William stared at her as if she was mad. How could the woman have more right to be at Crowfield than the monks did? That made no sense. She did not
look
mad, but that did not mean she wasn't. “What do you mean?”

Her strange eyes narrowed to slits and the lines on her face seemed to deepen. “You will find out for yourself one of these days.”

That sounded like a threat
, William thought, taking a cautious step backward. There was something about the old woman he did not like, a subtle air of menace that was out of keeping with her appearance.

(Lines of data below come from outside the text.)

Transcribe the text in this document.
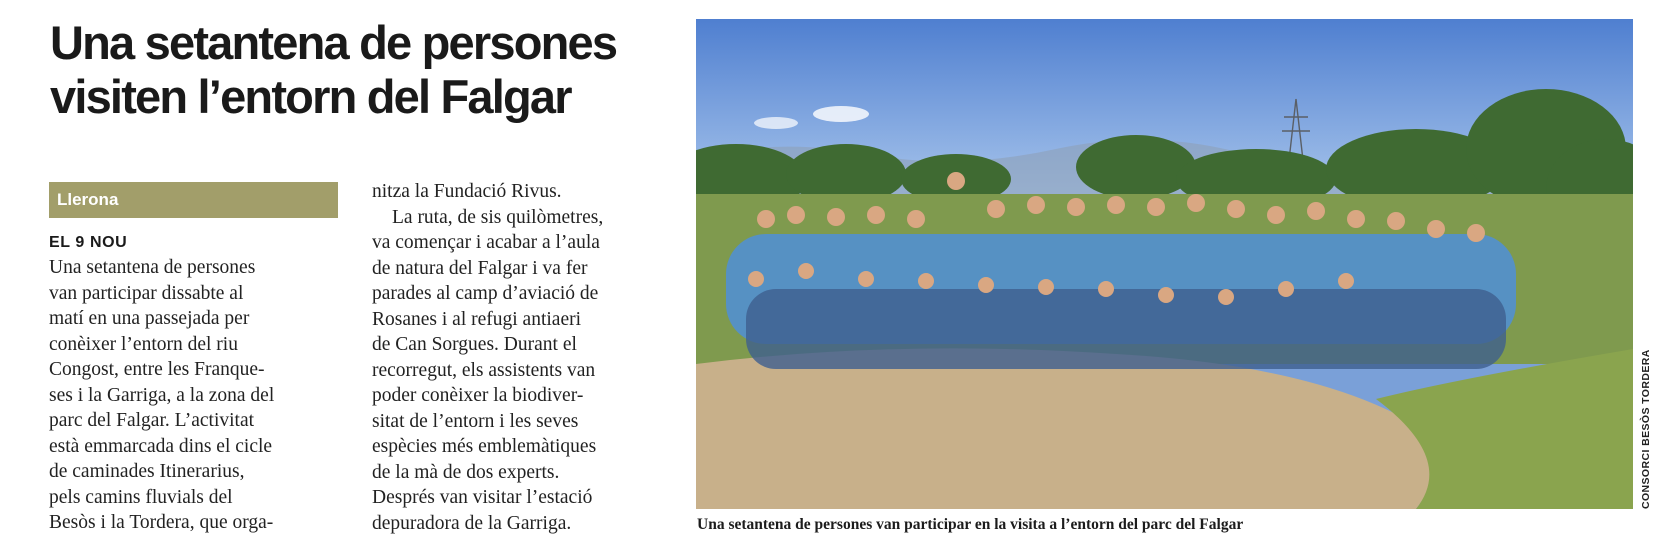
Una setantena de persones
visiten l’entorn del Falgar
Llerona
EL 9 NOU
Una setantena de persones
van participar dissabte al
matí en una passejada per
conèixer l’entorn del riu
Congost, entre les Franque-
ses i la Garriga, a la zona del
parc del Falgar. L’activitat
està emmarcada dins el cicle
de caminades Itinerarius,
pels camins fluvials del
Besòs i la Tordera, que orga-
nitza la Fundació Rivus.
La ruta, de sis quilòmetres,
va començar i acabar a l’aula
de natura del Falgar i va fer
parades al camp d’aviació de
Rosanes i al refugi antiaeri
de Can Sorgues. Durant el
recorregut, els assistents van
poder conèixer la biodiver-
sitat de l’entorn i les seves
espècies més emblemàtiques
de la mà de dos experts.
Després van visitar l’estació
depuradora de la Garriga.
CONSORCI BESÒS TORDERA
Una setantena de persones van participar en la visita a l’entorn del parc del Falgar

“What's your name, boy? Are you a novice here?”

William shook his head. “No. I'm a servant. And my name is William Paynel, of Iwele.”

She was silent for some moments. Her thin hands, the nails black and the parchment-dry skin ingrained with dirt, folded around the top of the stick. “Tell me this, how does a boy like you come to have the gift of Sight?”

“The Sight?” he repeated, startled. “I don't.”

“No? Yet you found an injured hob in Foxwist Wood and brought it here. Such creatures are rarely seen by humans, but
you
saw it.”

William stared at her warily. His first instinct was to deny all knowledge of the hob, but he shrugged that aside. He had the feeling it would not be wise to lie to her.